We sang along to songs like Tie A Yellow Ribbon Round The Old Oak Tree and Knock Three Times while tucking into special marinated duck stuffed with chestnuts, and abalone with steamed vegetables. Lyrics were mischievously changed to suit the mood, and we rapped on the table to keep time with the music.
The songs that were played brought back so many memories for me. They were songs that my dad and my aunts used to listen to on the radio when I was little. Back then, we all lived as an extended family in my late grandmother’s seven-bedroom bungalow, and music was very much a part of our lives.

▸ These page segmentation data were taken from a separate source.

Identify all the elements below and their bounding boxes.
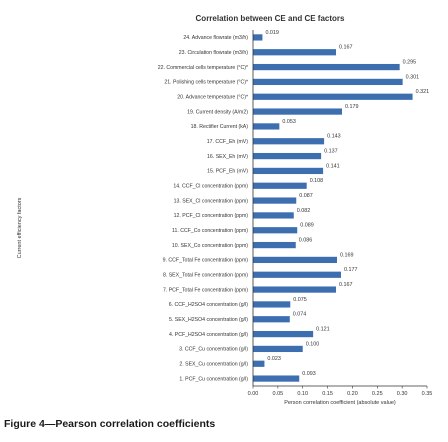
bar	[253, 212, 294, 219]
category-label: 11. CCF_Co concentration (ppm)	[172, 228, 248, 234]
data-label: 0.023	[267, 356, 281, 362]
category-label: 22. Commercial cells temperature (°C)*	[158, 65, 248, 71]
x-tick-label: 0.25	[372, 391, 383, 397]
category-label: 21. Polishing cells temperature (°C)*	[164, 80, 248, 86]
category-label: 17. CCF_Eh (mV)	[207, 139, 248, 145]
data-label: 0.053	[282, 119, 296, 125]
bar	[253, 34, 263, 41]
bar	[253, 49, 337, 56]
bar	[253, 330, 314, 338]
category-label: 8. SEX_Total Fe concentration (ppm)	[163, 273, 248, 279]
category-label: 13. SEX_Cl concentration (ppm)	[174, 198, 249, 204]
bar	[253, 360, 265, 367]
data-label: 0.086	[299, 237, 313, 243]
data-label: 0.295	[403, 59, 417, 65]
data-label: 0.100	[306, 341, 320, 347]
y-axis-label: Current efficiency factors	[17, 197, 23, 258]
category-labels: 24. Advance flowrate (m3/h) 23. Circulati…	[158, 35, 249, 382]
data-label: 0.137	[324, 148, 338, 154]
data-label: 0.321	[416, 89, 430, 95]
data-label: 0.089	[300, 223, 314, 229]
category-label: 3. CCF_Cu concentration (g/l)	[179, 347, 248, 353]
data-label: 0.167	[339, 282, 353, 288]
data-label: 0.075	[293, 297, 307, 303]
x-axis-label: Person correlation coefficient (absolute…	[284, 400, 396, 406]
category-label: 4. PCF_H2SO4 concentration (g/l)	[169, 332, 248, 338]
data-label: 0.087	[299, 193, 313, 199]
bar	[253, 152, 322, 160]
x-tick-label: 0.35	[422, 391, 433, 397]
category-label: 15. PCF_Eh (mV)	[207, 169, 248, 175]
bar	[253, 271, 341, 278]
data-label: 0.177	[344, 267, 358, 273]
bars-layer	[253, 34, 413, 382]
bar	[253, 256, 338, 264]
category-label: 24. Advance flowrate (m3/h)	[183, 35, 248, 41]
bar	[253, 167, 324, 175]
bar	[253, 301, 291, 308]
x-axis-ticks: 0.00 0.05 0.10 0.15 0.20 0.25 0.30 0.35	[248, 386, 433, 397]
category-label: 5. SEX_H2SO4 concentration (g/l)	[169, 317, 248, 323]
figure-caption: Figure 4—Pearson correlation coefficient…	[4, 418, 216, 430]
category-label: 9. CCF_Total Fe concentration (ppm)	[163, 258, 249, 264]
data-labels: 0.019 0.167 0.295 0.301 0.321 0.179 0.053 0.143…	[265, 30, 429, 377]
x-tick-label: 0.30	[397, 391, 408, 397]
x-tick-label: 0.10	[297, 391, 308, 397]
bar	[253, 63, 400, 71]
data-label: 0.143	[327, 134, 341, 140]
data-label: 0.141	[326, 163, 340, 169]
category-label: 23. Circulation flowrate (m3/h)	[179, 50, 248, 56]
bar	[253, 241, 296, 249]
category-label: 12. PCF_Cl concentration (ppm)	[174, 213, 249, 219]
category-label: 16. SEX_Eh (mV)	[207, 154, 248, 160]
x-tick-label: 0.15	[322, 391, 333, 397]
category-label: 10. SEX_Co concentration (ppm)	[172, 243, 248, 249]
bar	[253, 93, 413, 100]
bar	[253, 138, 325, 145]
x-tick-label: 0.20	[347, 391, 358, 397]
bar	[253, 197, 297, 204]
data-label: 0.019	[265, 30, 279, 36]
bar	[253, 316, 290, 323]
category-label: 7. PCF_Total Fe concentration (ppm)	[163, 287, 248, 293]
category-label: 6. CCF_H2SO4 concentration (g/l)	[169, 302, 249, 308]
bar	[253, 345, 303, 353]
data-label: 0.301	[406, 74, 420, 80]
bar	[253, 375, 300, 382]
category-label: 18. Rectifier Current (kA)	[191, 124, 249, 130]
data-label: 0.108	[310, 178, 324, 184]
bar	[253, 78, 403, 86]
bar	[253, 286, 337, 293]
bar	[253, 123, 280, 130]
data-label: 0.121	[316, 326, 330, 332]
data-label: 0.093	[302, 371, 316, 377]
x-tick-label: 0.05	[272, 391, 283, 397]
data-label: 0.074	[293, 312, 307, 318]
data-label: 0.082	[297, 208, 311, 214]
category-label: 1. PCF_Cu concentration (g/l)	[179, 376, 248, 382]
chart-title: Correlation between CE and CE factors	[196, 14, 345, 23]
bar	[253, 227, 298, 234]
category-label: 14. CCF_Cl concentration (ppm)	[173, 184, 248, 190]
data-label: 0.179	[345, 104, 359, 110]
category-label: 19. Current density (A/m2)	[187, 109, 248, 115]
bar	[253, 182, 307, 189]
category-label: 2. SEX_Cu concentration (g/l)	[179, 362, 248, 368]
x-tick-label: 0.00	[248, 391, 259, 397]
bar	[253, 108, 342, 115]
category-label: 20. Advance temperature (°C)*	[177, 95, 248, 101]
data-label: 0.169	[340, 252, 354, 258]
data-label: 0.167	[339, 45, 353, 51]
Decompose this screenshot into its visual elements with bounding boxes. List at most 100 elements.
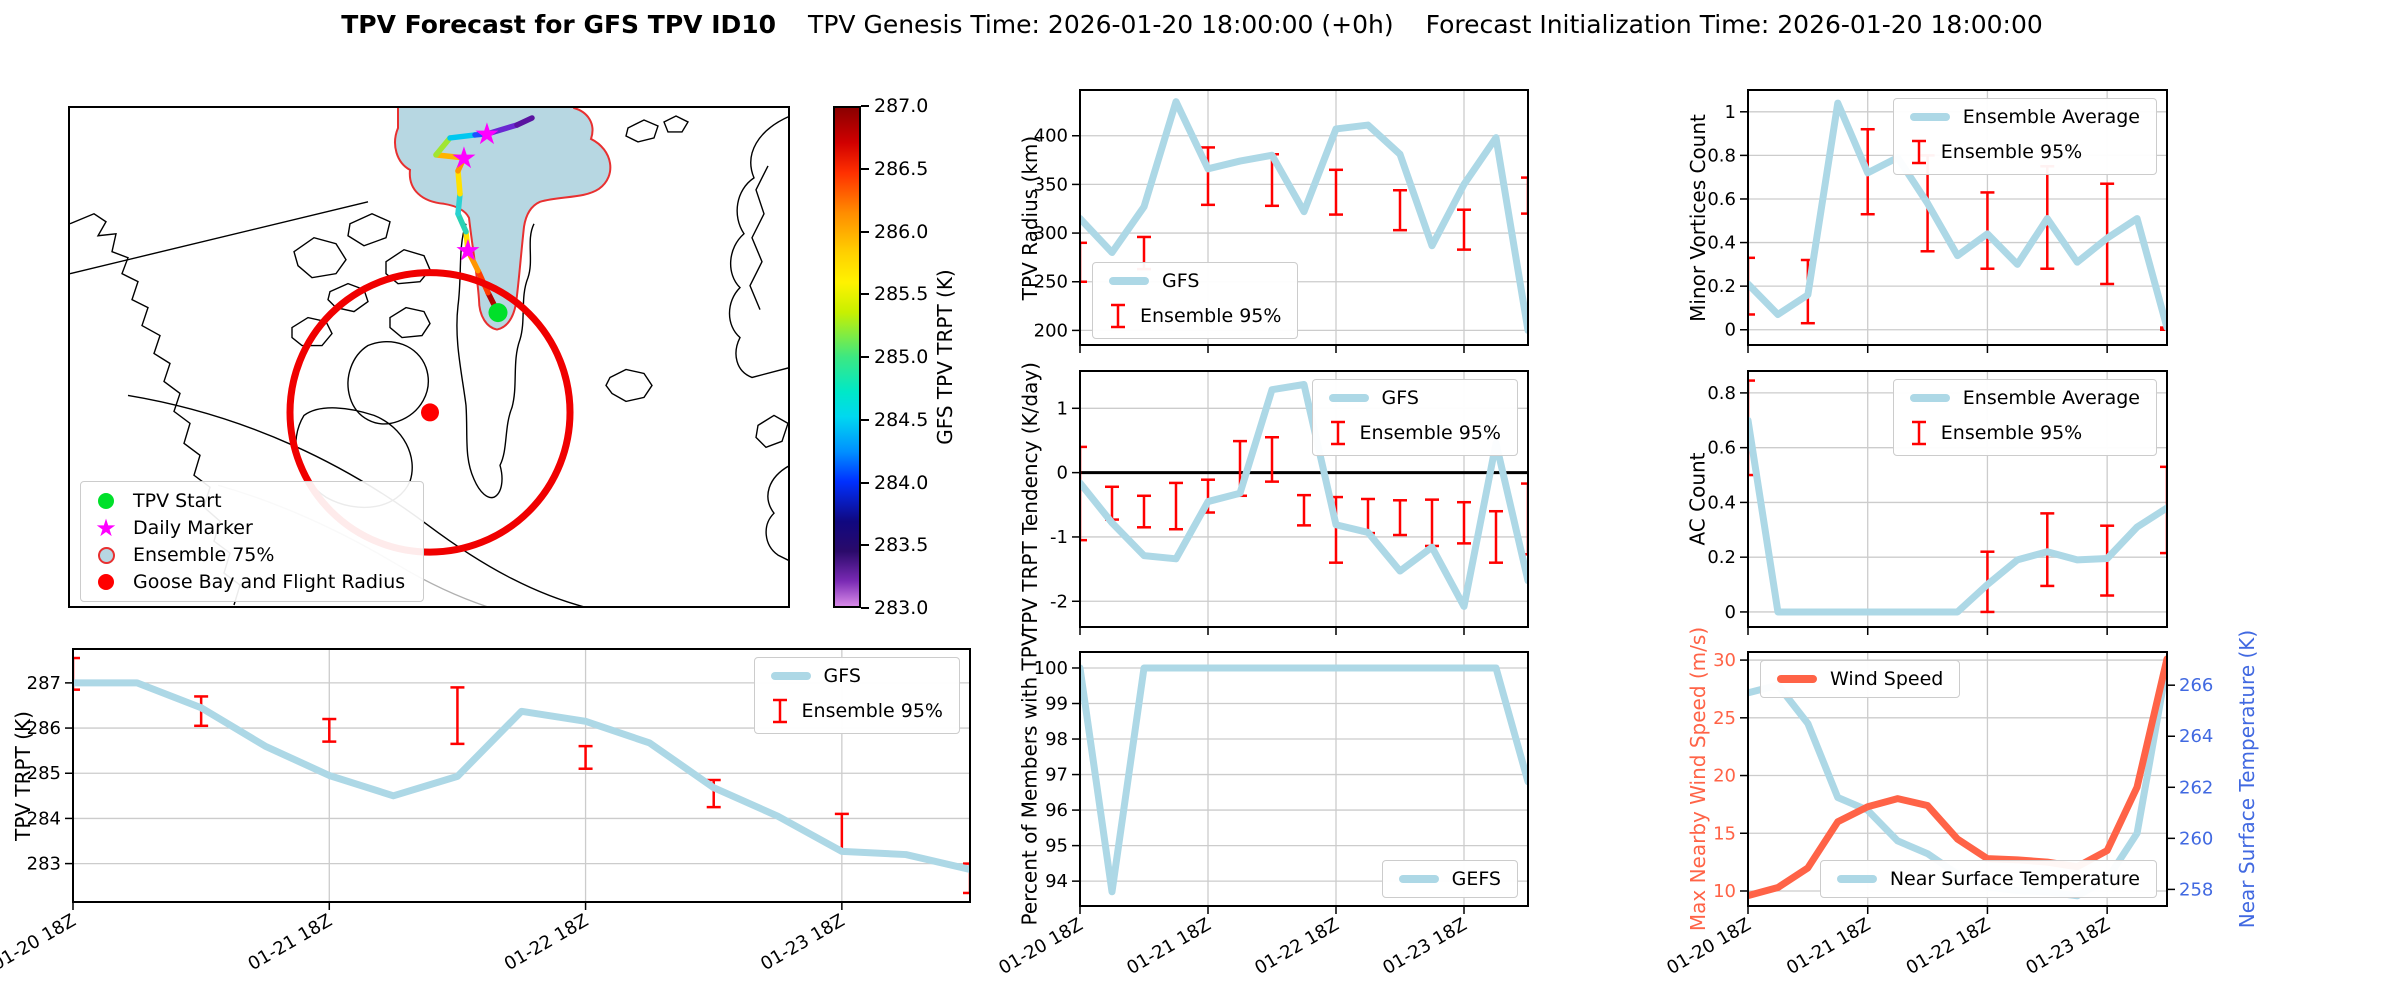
title-init-time: Forecast Initialization Time: 2026-01-20… bbox=[1425, 10, 2043, 39]
svg-text:1: 1 bbox=[1057, 398, 1068, 419]
svg-text:01-23 18Z: 01-23 18Z bbox=[2022, 914, 2113, 979]
svg-text:0: 0 bbox=[1725, 602, 1736, 623]
legend-item: GFS bbox=[770, 665, 943, 687]
svg-text:283: 283 bbox=[27, 854, 61, 875]
errorbar-icon bbox=[1910, 137, 1928, 167]
colorbar-tick: 284.0 bbox=[861, 472, 928, 494]
colorbar-tick: 286.5 bbox=[861, 158, 928, 180]
line-swatch-icon bbox=[1836, 875, 1877, 883]
errorbar-icon bbox=[771, 696, 789, 726]
svg-text:98: 98 bbox=[1045, 729, 1068, 750]
svg-text:01-22 18Z: 01-22 18Z bbox=[501, 910, 592, 975]
legend-label: Near Surface Temperature bbox=[1889, 868, 2140, 890]
legend-label: GEFS bbox=[1451, 868, 1501, 890]
legend-label: TPV Start bbox=[133, 490, 222, 512]
colorbar-label: GFS TPV TRPT (K) bbox=[933, 269, 957, 445]
tpv-trpt-chart: 283 284 285 286 287 01-20 18Z 01-21 18Z 01-22 1… bbox=[0, 648, 971, 975]
svg-text:286: 286 bbox=[27, 718, 61, 739]
svg-text:200: 200 bbox=[1034, 320, 1068, 341]
svg-text:0.6: 0.6 bbox=[1707, 189, 1736, 210]
colorbar-gradient bbox=[833, 106, 861, 608]
svg-text:287: 287 bbox=[27, 673, 61, 694]
svg-text:-1: -1 bbox=[1050, 527, 1068, 548]
legend-label: GFS bbox=[823, 665, 861, 687]
colorbar-tick: 283.5 bbox=[861, 534, 928, 556]
svg-text:01-21 18Z: 01-21 18Z bbox=[1783, 914, 1874, 979]
daily-marker-star: ★ bbox=[451, 141, 478, 176]
legend-label: GFS bbox=[1381, 387, 1419, 409]
track-segment bbox=[455, 168, 463, 197]
track-segment bbox=[433, 135, 453, 158]
svg-text:300: 300 bbox=[1034, 223, 1068, 244]
colorbar-tick: 283.0 bbox=[861, 597, 928, 619]
svg-text:01-20 18Z: 01-20 18Z bbox=[995, 914, 1086, 979]
chart-legend: Wind Speed bbox=[1760, 660, 1961, 698]
svg-text:260: 260 bbox=[2179, 828, 2213, 849]
title-main: TPV Forecast for GFS TPV ID10 bbox=[341, 10, 777, 39]
svg-text:01-23 18Z: 01-23 18Z bbox=[1379, 914, 1470, 979]
svg-text:96: 96 bbox=[1045, 800, 1068, 821]
line-swatch-icon bbox=[1328, 394, 1369, 402]
track-segment bbox=[455, 211, 469, 235]
svg-text:0.2: 0.2 bbox=[1707, 276, 1736, 297]
line-swatch-icon bbox=[1777, 675, 1817, 683]
legend-label: Wind Speed bbox=[1830, 668, 1944, 690]
svg-text:01-22 18Z: 01-22 18Z bbox=[1251, 914, 1342, 979]
chart-legend: GFS Ensemble 95% bbox=[753, 657, 960, 734]
colorbar-tick: 285.5 bbox=[861, 283, 928, 305]
colorbar-tick: 286.0 bbox=[861, 221, 928, 243]
goose-bay-icon bbox=[93, 574, 119, 590]
title-genesis-time: TPV Genesis Time: 2026-01-20 18:00:00 (+… bbox=[808, 10, 1394, 39]
svg-text:284: 284 bbox=[27, 808, 61, 829]
svg-text:0.2: 0.2 bbox=[1707, 547, 1736, 568]
svg-text:01-23 18Z: 01-23 18Z bbox=[757, 910, 848, 975]
svg-text:400: 400 bbox=[1034, 126, 1068, 147]
errorbar-icon bbox=[1109, 301, 1127, 331]
line-swatch-icon bbox=[1909, 113, 1950, 121]
track-segment bbox=[433, 152, 467, 161]
axis-label: Percent of Members with TPV bbox=[1018, 632, 1043, 926]
legend-item: Ensemble 95% bbox=[1910, 137, 2140, 167]
legend-label: Ensemble 75% bbox=[133, 544, 275, 566]
map-legend: TPV Start ★ Daily Marker Ensemble 75% Go… bbox=[80, 481, 425, 602]
svg-text:15: 15 bbox=[1713, 823, 1736, 844]
legend-item: GFS bbox=[1328, 387, 1501, 409]
svg-text:1: 1 bbox=[1725, 102, 1736, 123]
svg-text:95: 95 bbox=[1045, 836, 1068, 857]
svg-text:350: 350 bbox=[1034, 174, 1068, 195]
axis-label: TPV TRPT Tendency (K/day) bbox=[1018, 362, 1043, 636]
track-map: ★★★ bbox=[68, 106, 790, 608]
line-swatch-icon bbox=[1909, 394, 1950, 402]
legend-item: Near Surface Temperature bbox=[1836, 868, 2140, 890]
svg-text:0: 0 bbox=[1725, 320, 1736, 341]
track-segment bbox=[455, 191, 463, 217]
svg-text:0.8: 0.8 bbox=[1707, 145, 1736, 166]
legend-item: Wind Speed bbox=[1777, 668, 1943, 690]
svg-text:258: 258 bbox=[2179, 879, 2213, 900]
svg-text:01-21 18Z: 01-21 18Z bbox=[245, 910, 336, 975]
svg-text:266: 266 bbox=[2179, 675, 2213, 696]
legend-item: Ensemble 95% bbox=[1109, 301, 1281, 331]
legend-label: Daily Marker bbox=[133, 517, 253, 539]
figure-title: TPV Forecast for GFS TPV ID10 TPV Genesi… bbox=[0, 10, 2384, 39]
wind-temperature-chart: 10 15 20 25 30 258 260 262 264 266 01-20 18Z 01-21 … bbox=[1663, 627, 2259, 979]
legend-item: Ensemble 95% bbox=[1329, 418, 1501, 448]
chart-legend: Ensemble Average Ensemble 95% bbox=[1892, 98, 2157, 175]
line-swatch-icon bbox=[1398, 875, 1439, 883]
chart-legend: Ensemble Average Ensemble 95% bbox=[1892, 379, 2157, 456]
legend-label: Ensemble 95% bbox=[1940, 422, 2083, 444]
chart-legend: GFS Ensemble 95% bbox=[1092, 262, 1299, 339]
flight-radius-circle bbox=[286, 269, 574, 556]
track-segment bbox=[447, 132, 478, 141]
legend-label: Ensemble Average bbox=[1962, 387, 2140, 409]
ensemble-75-region bbox=[394, 106, 612, 331]
svg-text:01-20 18Z: 01-20 18Z bbox=[0, 910, 80, 975]
minor-vortices-chart: 0 0.2 0.4 0.6 0.8 1 Minor Vortices Count Ensemb… bbox=[1686, 89, 2168, 353]
svg-text:0.4: 0.4 bbox=[1707, 233, 1736, 254]
track-segment bbox=[463, 229, 471, 254]
legend-label: GFS bbox=[1162, 270, 1200, 292]
trpt-tendency-chart: 1 0 -1 -2 TPV TRPT Tendency (K/day) GFS Ensemb… bbox=[1018, 362, 1529, 636]
errorbar-icon bbox=[1329, 418, 1347, 448]
daily-marker-icon: ★ bbox=[95, 514, 117, 542]
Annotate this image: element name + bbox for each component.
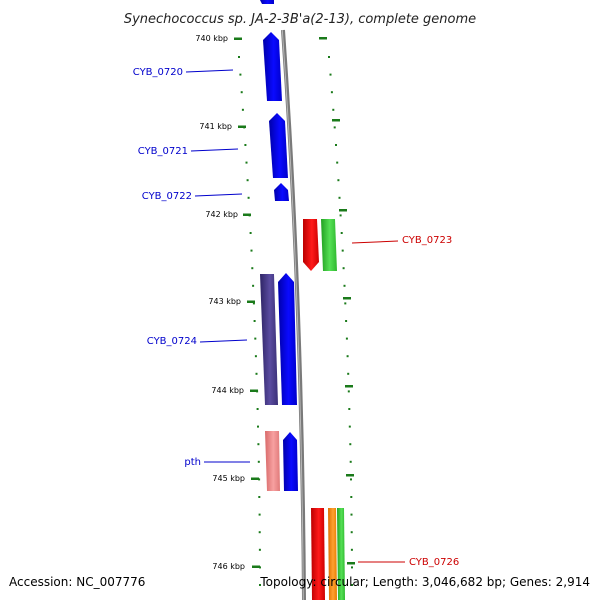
track-tick — [258, 548, 261, 551]
gene-labels: CYB_0720 CYB_0721 CYB_0722 CYB_0723 CYB_… — [133, 67, 459, 568]
track-tick — [344, 302, 347, 305]
track-tick — [241, 108, 244, 111]
label-cyb-0720[interactable]: CYB_0720 — [133, 67, 183, 78]
track-tick — [343, 284, 346, 287]
label-cyb-0723[interactable]: CYB_0723 — [402, 235, 452, 246]
gene-cyb-0722[interactable] — [274, 183, 289, 201]
ruler-label-741: 741 kbp — [199, 122, 232, 131]
track-tick — [347, 372, 350, 375]
track-tick — [254, 355, 257, 358]
gene-cyb-0724[interactable] — [278, 273, 297, 405]
track-tick — [348, 408, 351, 410]
gene-cyb-0721[interactable] — [269, 113, 288, 178]
track-tick — [246, 179, 249, 182]
track-tick — [335, 144, 337, 146]
track-tick — [351, 566, 353, 569]
track-tick — [250, 249, 253, 252]
track-tick — [347, 390, 350, 393]
track-tick — [258, 478, 261, 481]
right-ruler-dashes — [319, 37, 355, 565]
gene-cyb-0726[interactable] — [337, 508, 345, 600]
track-tick — [256, 408, 259, 410]
tick-track-left — [238, 56, 261, 586]
track-tick — [350, 548, 353, 551]
track-tick — [329, 73, 332, 76]
track-tick — [259, 584, 261, 586]
genome-title: Synechococcus sp. JA-2-3B'a(2-13), compl… — [124, 12, 476, 27]
ruler-label-740: 740 kbp — [195, 34, 228, 43]
label-cyb-0726[interactable]: CYB_0726 — [409, 557, 459, 568]
gene-pth-pink[interactable] — [265, 431, 280, 491]
track-tick — [257, 460, 260, 463]
gene-pth[interactable] — [283, 432, 298, 491]
track-tick — [345, 337, 348, 340]
track-tick — [255, 372, 258, 375]
track-tick — [336, 161, 339, 164]
track-tick — [257, 425, 259, 428]
track-tick — [350, 531, 353, 534]
track-tick — [349, 443, 352, 446]
track-tick — [351, 584, 353, 586]
track-tick — [350, 513, 353, 516]
ruler-label-744: 744 kbp — [211, 386, 244, 395]
track-tick — [341, 249, 344, 252]
track-tick — [339, 214, 342, 217]
track-tick — [258, 531, 261, 534]
track-tick — [350, 478, 352, 481]
label-cyb-0722[interactable]: CYB_0722 — [142, 191, 192, 202]
gene-cyb-0726-orange[interactable] — [328, 508, 337, 600]
track-tick — [346, 355, 349, 358]
track-tick — [239, 73, 242, 76]
track-tick — [253, 320, 256, 322]
track-tick — [240, 91, 243, 94]
track-tick — [258, 496, 261, 498]
track-tick — [349, 460, 352, 463]
track-tick — [332, 108, 335, 111]
track-tick — [342, 267, 345, 270]
ruler: 740 kbp 741 kbp 742 kbp 743 kbp 744 kbp … — [195, 34, 260, 571]
gene-cyb-0726-red[interactable] — [311, 508, 325, 600]
track-tick — [340, 232, 343, 234]
track-tick — [251, 267, 254, 270]
track-tick — [258, 513, 261, 516]
gene-partial-top — [260, 0, 274, 4]
track-tick — [254, 337, 257, 340]
genes-minus-strand — [260, 0, 298, 491]
label-cyb-0721[interactable]: CYB_0721 — [138, 146, 188, 157]
track-tick — [333, 126, 336, 129]
track-tick — [257, 443, 260, 446]
footer-info: Topology: circular; Length: 3,046,682 bp… — [259, 575, 590, 589]
track-tick — [247, 196, 250, 199]
gene-cyb-0723[interactable] — [321, 219, 337, 271]
tick-track-right — [328, 56, 353, 586]
track-tick — [252, 284, 255, 287]
track-tick — [330, 91, 333, 94]
ruler-label-746: 746 kbp — [212, 562, 245, 571]
gene-cyb-0724-purple[interactable] — [260, 274, 278, 405]
ruler-label-743: 743 kbp — [208, 297, 241, 306]
track-tick — [244, 144, 247, 146]
track-tick — [338, 196, 341, 199]
footer-accession: Accession: NC_007776 — [9, 575, 145, 589]
genes-plus-strand — [303, 219, 345, 600]
genome-backbone — [281, 29, 306, 600]
track-tick — [350, 496, 353, 498]
track-tick — [345, 320, 348, 322]
ruler-label-742: 742 kbp — [205, 210, 238, 219]
track-tick — [249, 232, 252, 234]
gene-cyb-0720[interactable] — [263, 32, 282, 101]
track-tick — [245, 161, 248, 164]
label-cyb-0724[interactable]: CYB_0724 — [147, 336, 197, 347]
track-tick — [238, 56, 240, 58]
ruler-label-745: 745 kbp — [212, 474, 245, 483]
track-tick — [348, 425, 351, 428]
track-tick — [337, 179, 340, 182]
track-tick — [252, 302, 255, 305]
track-tick — [328, 56, 330, 58]
label-pth[interactable]: pth — [184, 457, 201, 468]
gene-cyb-0723-red[interactable] — [303, 219, 319, 271]
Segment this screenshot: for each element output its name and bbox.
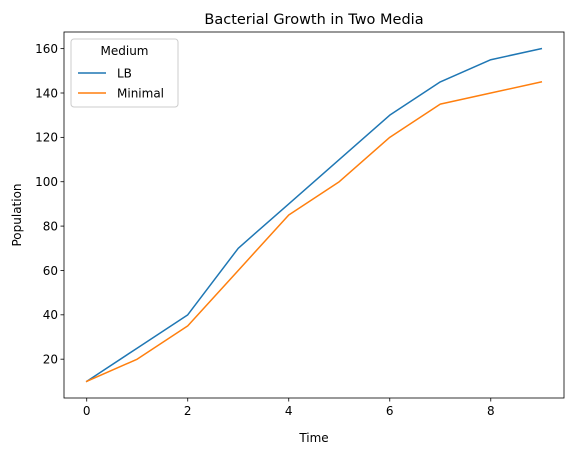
x-tick-label: 6 (386, 404, 394, 418)
y-tick-label: 40 (43, 308, 58, 322)
chart-title: Bacterial Growth in Two Media (204, 12, 423, 28)
series-line-minimal (85, 81, 543, 383)
x-tick-label: 2 (184, 404, 192, 418)
y-tick-label: 20 (43, 352, 58, 366)
plot-frame (63, 31, 565, 399)
series-lines (85, 47, 543, 383)
series-line-lb (85, 47, 543, 383)
x-tick-label: 8 (487, 404, 495, 418)
x-tick-label: 0 (83, 404, 91, 418)
y-tick-label: 80 (43, 219, 58, 233)
legend: Medium LB Minimal (70, 38, 179, 108)
legend-label-lb: LB (117, 66, 132, 80)
x-axis-ticks: 0 2 4 6 8 (83, 398, 495, 418)
legend-label-minimal: Minimal (117, 86, 164, 100)
y-tick-label: 120 (35, 131, 58, 145)
y-tick-label: 160 (35, 42, 58, 56)
legend-title: Medium (101, 44, 149, 58)
x-axis-label: Time (298, 431, 328, 445)
x-tick-label: 4 (285, 404, 293, 418)
y-tick-label: 100 (35, 175, 58, 189)
y-axis-ticks: 20 40 60 80 100 120 140 160 (35, 42, 64, 366)
legend-box (70, 38, 179, 108)
y-tick-label: 60 (43, 264, 58, 278)
y-axis-label: Population (10, 183, 24, 246)
y-tick-label: 140 (35, 86, 58, 100)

And then the dancing began. At 70, my Aunt Daisy can put much younger people to shame with her stamina on the dance floor. She did the cha-cha, the two-step and even the a-go-go with every man in the room. And Dad, who is 80, boogied right along with her.
It was riotous, rollicking good fun.
Even members of the service staff were tickled. They kept finding excuses to keep coming into the room. And who could blame them?
The music, the singing, the dancing and the laughter were infectious. Most of all, the feelings of love and joy in there were real and powerful.
That power, I realized, was the power of living in the moment.
And as I watched Dad and Aunt Daisy dancing, I marvelled at the example that they were unconsciously setting for everyone in the room.
They didn’t worry about what others might say about their “undignified” behaviour. Neither did they bother about the aches and pains tomorrow would bring.
They were simply celebrating. Not just the occasion, but life.